In the previous issue, I concluded on the point that whilst previously the prevailing wisdom was that “old things don’t sell” in the context of technology (and by extension videogames), today the narrative has changed.
This time I aim to examine this shift. How can we (players of videogames) be nostalgic for videogames that aren’t lost? I realise I am oversimplifying the issue here. As for many, there are certain videogames which may as well be lost for them due to the difficulty in obtaining not only the videogames themselves but also the hardware required to play them. In addition, videogame preservation is a real concern (I briefly mentioned last time how publishers have done a poor job of preserving videogames). However, we are currently in a time where access to past videogames (in some form) is greater than ever before.
Want to play The Legend of Zelda: A Link to the Past? If you’re a Nintendo Switch owner with the Nintendo Online subscription then you can play it right now, along with a range of other videogames from the Super Nintendo Entertainment System (SNES). Then we have the current Xbox Series (Series X and Series S) consoles, which are able to play videogames from across the platform’s history going back to the very first Xbox in 2001. If you have a console with a disc drive you can even use the original discs (albeit to verify “ownership”, a version of the game still has to be downloaded).
This is in relation to accessing past videogames, but another part of nostalgia is the aesthetics from past videogames. Whether that be the iconic pixels, the chiptune beeps, bleeps, and bloops, or more recent low-polygonal 3D graphics and MIDI scores. These aesthetics for a short time had for the most part been replaced with “better” graphics and sounds.
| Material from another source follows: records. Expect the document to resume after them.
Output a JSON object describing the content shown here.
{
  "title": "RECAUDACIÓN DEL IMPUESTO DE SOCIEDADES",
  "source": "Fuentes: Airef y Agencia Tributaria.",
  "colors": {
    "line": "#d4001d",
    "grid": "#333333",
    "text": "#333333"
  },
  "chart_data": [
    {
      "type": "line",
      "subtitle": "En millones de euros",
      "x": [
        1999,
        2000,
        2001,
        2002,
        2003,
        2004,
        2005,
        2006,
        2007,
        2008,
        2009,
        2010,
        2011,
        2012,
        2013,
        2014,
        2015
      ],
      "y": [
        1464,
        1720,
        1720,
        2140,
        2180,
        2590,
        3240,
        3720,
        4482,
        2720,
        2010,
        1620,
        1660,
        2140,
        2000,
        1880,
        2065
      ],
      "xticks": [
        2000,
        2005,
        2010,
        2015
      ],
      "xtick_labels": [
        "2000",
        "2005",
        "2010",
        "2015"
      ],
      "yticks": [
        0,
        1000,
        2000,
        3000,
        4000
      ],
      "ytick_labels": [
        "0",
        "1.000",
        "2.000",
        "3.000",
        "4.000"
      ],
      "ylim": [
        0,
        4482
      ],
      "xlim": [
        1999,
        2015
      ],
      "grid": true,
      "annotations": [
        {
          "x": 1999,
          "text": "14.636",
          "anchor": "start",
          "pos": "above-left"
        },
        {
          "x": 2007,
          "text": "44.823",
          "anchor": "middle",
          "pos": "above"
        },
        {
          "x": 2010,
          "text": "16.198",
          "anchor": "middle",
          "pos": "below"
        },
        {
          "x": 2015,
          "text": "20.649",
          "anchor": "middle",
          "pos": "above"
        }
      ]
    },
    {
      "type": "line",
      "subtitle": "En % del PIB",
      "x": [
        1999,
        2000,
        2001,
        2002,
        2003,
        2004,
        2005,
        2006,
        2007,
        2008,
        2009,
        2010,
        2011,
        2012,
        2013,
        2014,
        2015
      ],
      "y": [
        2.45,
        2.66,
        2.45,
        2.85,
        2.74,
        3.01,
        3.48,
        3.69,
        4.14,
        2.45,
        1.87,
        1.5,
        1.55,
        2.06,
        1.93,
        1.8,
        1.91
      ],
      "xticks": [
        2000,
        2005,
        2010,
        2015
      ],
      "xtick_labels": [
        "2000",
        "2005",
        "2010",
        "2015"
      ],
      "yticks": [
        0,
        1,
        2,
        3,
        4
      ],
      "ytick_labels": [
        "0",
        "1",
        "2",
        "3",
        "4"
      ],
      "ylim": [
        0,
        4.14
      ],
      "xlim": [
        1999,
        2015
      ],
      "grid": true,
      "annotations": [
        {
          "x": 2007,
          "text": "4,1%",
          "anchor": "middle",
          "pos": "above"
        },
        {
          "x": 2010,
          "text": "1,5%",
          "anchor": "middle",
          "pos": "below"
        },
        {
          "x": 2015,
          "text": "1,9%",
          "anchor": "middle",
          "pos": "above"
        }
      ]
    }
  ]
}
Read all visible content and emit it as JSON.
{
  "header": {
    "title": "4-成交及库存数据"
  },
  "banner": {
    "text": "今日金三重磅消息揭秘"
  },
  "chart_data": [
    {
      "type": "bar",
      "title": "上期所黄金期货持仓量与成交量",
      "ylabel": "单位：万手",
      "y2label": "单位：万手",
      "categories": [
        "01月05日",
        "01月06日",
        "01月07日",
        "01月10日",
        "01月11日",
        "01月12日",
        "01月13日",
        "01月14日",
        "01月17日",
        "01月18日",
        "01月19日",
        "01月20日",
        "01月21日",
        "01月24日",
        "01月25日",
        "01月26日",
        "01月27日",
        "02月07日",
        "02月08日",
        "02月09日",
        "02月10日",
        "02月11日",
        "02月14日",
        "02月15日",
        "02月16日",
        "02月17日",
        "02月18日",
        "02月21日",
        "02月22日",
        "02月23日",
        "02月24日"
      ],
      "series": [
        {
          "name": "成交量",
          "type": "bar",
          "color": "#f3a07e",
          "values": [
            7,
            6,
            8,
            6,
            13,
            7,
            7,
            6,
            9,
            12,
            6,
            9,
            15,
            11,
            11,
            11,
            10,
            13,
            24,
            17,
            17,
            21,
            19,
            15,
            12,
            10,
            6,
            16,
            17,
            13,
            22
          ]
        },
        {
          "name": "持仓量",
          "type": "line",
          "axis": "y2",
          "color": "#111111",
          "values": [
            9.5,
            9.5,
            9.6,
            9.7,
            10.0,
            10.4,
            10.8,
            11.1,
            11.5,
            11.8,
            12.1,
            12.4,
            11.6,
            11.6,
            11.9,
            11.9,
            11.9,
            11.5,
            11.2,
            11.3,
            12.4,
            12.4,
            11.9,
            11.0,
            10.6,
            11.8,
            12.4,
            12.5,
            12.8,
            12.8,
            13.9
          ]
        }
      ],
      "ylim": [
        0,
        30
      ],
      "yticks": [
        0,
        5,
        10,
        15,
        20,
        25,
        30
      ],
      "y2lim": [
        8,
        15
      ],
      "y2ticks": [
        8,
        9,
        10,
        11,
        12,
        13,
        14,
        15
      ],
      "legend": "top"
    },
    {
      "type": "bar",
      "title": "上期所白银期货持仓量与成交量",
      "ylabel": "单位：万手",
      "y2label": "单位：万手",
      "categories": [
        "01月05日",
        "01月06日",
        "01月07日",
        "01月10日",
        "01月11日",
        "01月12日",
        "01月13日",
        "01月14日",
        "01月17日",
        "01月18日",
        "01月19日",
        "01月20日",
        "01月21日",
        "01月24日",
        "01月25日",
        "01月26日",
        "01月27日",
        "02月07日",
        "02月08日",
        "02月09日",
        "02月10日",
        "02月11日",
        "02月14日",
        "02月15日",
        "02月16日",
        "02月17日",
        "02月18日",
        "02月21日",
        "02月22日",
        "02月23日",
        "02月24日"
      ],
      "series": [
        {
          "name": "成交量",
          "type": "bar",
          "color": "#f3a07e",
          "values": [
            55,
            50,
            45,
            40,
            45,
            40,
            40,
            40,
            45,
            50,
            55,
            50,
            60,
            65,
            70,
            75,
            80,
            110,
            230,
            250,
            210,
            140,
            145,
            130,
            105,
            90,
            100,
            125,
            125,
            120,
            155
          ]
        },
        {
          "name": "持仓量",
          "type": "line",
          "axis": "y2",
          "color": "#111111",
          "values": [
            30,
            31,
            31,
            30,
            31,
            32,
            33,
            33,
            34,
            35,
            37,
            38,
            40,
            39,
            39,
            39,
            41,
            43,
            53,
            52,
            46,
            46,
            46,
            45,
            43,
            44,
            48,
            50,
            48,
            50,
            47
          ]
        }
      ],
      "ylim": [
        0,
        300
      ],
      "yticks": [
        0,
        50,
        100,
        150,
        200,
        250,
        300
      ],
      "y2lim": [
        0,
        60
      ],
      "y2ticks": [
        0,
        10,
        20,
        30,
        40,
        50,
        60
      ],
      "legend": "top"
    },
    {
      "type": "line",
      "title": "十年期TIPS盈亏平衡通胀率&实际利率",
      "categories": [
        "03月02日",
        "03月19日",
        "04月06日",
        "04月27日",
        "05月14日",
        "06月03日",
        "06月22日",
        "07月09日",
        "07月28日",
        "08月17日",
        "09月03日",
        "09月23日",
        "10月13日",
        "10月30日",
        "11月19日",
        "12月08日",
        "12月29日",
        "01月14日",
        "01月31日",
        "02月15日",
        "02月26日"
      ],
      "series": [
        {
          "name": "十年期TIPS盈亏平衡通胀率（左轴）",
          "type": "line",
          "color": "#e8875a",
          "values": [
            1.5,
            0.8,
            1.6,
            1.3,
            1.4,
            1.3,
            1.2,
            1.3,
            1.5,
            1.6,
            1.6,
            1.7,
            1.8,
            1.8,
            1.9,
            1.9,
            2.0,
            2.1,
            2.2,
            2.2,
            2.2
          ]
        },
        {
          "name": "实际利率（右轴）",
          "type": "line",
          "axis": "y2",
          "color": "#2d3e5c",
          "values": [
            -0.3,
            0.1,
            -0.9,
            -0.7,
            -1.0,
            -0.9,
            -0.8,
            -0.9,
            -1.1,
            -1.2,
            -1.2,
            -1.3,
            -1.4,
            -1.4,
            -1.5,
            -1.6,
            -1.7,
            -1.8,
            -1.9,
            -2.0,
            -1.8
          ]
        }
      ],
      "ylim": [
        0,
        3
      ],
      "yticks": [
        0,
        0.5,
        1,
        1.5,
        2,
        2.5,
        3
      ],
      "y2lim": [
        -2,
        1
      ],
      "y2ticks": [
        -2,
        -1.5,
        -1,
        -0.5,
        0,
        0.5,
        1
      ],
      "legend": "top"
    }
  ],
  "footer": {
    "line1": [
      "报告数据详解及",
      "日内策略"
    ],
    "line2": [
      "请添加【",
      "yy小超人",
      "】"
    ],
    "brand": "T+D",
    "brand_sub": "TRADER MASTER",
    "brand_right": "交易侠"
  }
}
Yet, today, these are remarkably present. Sure, you won’t find pixel effects front and centre in the latest Assassin’s Creed game, but you also don’t have to look very hard to come across a wealth of games on any digital storefront with an abundance of pixels and beeps.
What we have to remember is those visible pixels and the two to three waveforms that comprised all chiptunes are originally the result of technical limitations of a specific time. Developers were making the best with what they had. It was not a choice. There will always be some kind of limitation that will impact the development of a videogame, although these days this is more likely linked to time and money (technical limitations will always exist, but they are not the main element they once were). What is of importance to note here, is that today there are many developers who have chosen to work with these limitations.
I am myself, a part of this with my decision to play around with making games for Pico-8 which is a “fantasy console” with the deliberate design of providing similar limitations to those from the 8-bit era.
There is understandable nostalgia for the aesthetics of videogames from one’s childhood, but those same aesthetics are becoming commonplace again today. For younger players today, that “retro look” is just another visual style found in videogames. Something they themselves have grown up with and perhaps look back upon fondly when they are older, again showing the significance of “relative nostalgia”. It’s all about when an individual comes across something, and not when it was originally created.
Does this mean then that a hauntological form has arisen in parts of the medium? In which contemporary videogames are unable to escape these elements of past videogames. Satiating the perceived desires amongst some players for a past they think is lost, but are actually able to reclaim via these almost simulacra of the past.
I have not even mentioned the ontological murkiness that comes with remasters and remakes. Bringing to mind the thought experiment of The Ship of Theseus in which a ship that has all its components replaced can still be considered to be the same object. This is a topic for another time.
Will likely be a two-week gap instead of the usual week. My teaching schedule has been packed. *insert “but I thought teachers don’t work in the summer?” here.* It’s not going to get better any time soon. I’ve been enjoying writing these, but I also don’t want the quality to suffer. By making it fortnightly for the moment ensures that and still gives me the writing outlet that this was always there to provide for.
Also, I’ve done it again, mentioned “Relative Nostalgia” in the body of the text. I’ll stop bringing this up now. But, it does highlight the importance of this term for me.
What I’ve been reading online
Continuing this section, although I will clarify that the posts do mostly link to the theme of the newsletter/blog as a whole. However, if an article really jumps out and impacts me in some way, then I’ll likely post it.
‘Respecting retro game constraints in the age of remakes’ by Don Everhart for Polygon
I might be referring back to this article another time. It addresses the issue with remasters and remakes, somewhat in the vein of The Ship of Theseus in that how much can be changed and remain “faithful” to the original.
‘The original Final Fantasy shouldn’t be modernized’ by Mat Bradley-Tschirgi for Polygon
The experience described here regarding Final Fantasy does partly address the elements of relative nostalgia I mention above.